Mouila : le calvaire routier vers Val-Marie exaspère les usagers
La route reliant le quartier Mangui au complexe scolaire Val-Marie, dans le deuxième arrondissement de Mouila, est devenue un véritable « parcours du combattant ». Entre promesses non tenues et dégradation continue, les populations locales lancent un cri d’alarme aux autorités.
Selon un constat établi par l’Agence Gabonaise de Presse (AGP), cet axe stratégique d’environ six kilomètres est aujourd’hui dans un état de délabrement avancé. Bien qu’elle desserve des infrastructures scolaires majeures gérées par l’Église catholique ainsi que le site touristique du «Lac Bleu », la voie est quasiment impraticable, particulièrement en cette saison des pluies.
Un quotidien rythmé par les obstacles
Le quotidien des élèves, du personnel éducatif et des riverains est marqué par l’insécurité routière. Entre nids-de-poule profonds, boue stagnante et absence de réseaux d’évacuation d’eau, la circulation relève du défi logistique. « Pendant la saison des pluies, certains taximen refusent de s’y aventurer à cause de l’état de la chaussée et du pont », confie un riverain à l’AGP.
Outre la chaussée, l’état de la passerelle inquiète : les inondations récurrentes et le vieillissement des planches rendent la traversée périlleuse pour les familles et les opérateurs économiques.
L’espoir suspendu au budget municipal
L’exaspération ne se limite pas à l’axe Val-Marie. Les populations réclament également le bitumage d’autres tronçons, notamment celui reliant Moukoundza-Makanda à Motoboko. Face à cette grogne sociale, les autorités municipales tentent de rassurer, tout en conditionnant les interventions à la disponibilité des fonds.

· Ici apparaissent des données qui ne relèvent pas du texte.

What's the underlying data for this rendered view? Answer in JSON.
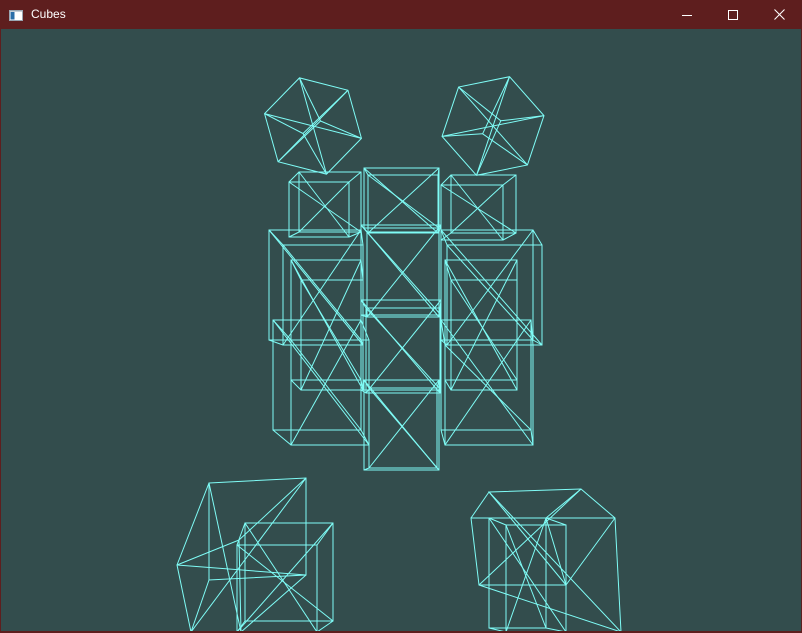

Interrogé par l’AGP, le maire du deuxième arrondissement de Mouila, Serge Ndoumou Moudziegu, a précisé que la réhabilitation est une priorité, sous réserve de validation financière : « Dans les prochains jours, nous allons voter notre budget. Nous espérons que tous les conseillers voteront en sa faveur afin de remédier à cette situation. »
Pour l’heure, les usagers, lassés par des années d’attente, attendent des actes concrets pour désenclaver ce secteur vital pour le développement économique et éducatif de la capitale provinciale de la Ngounié.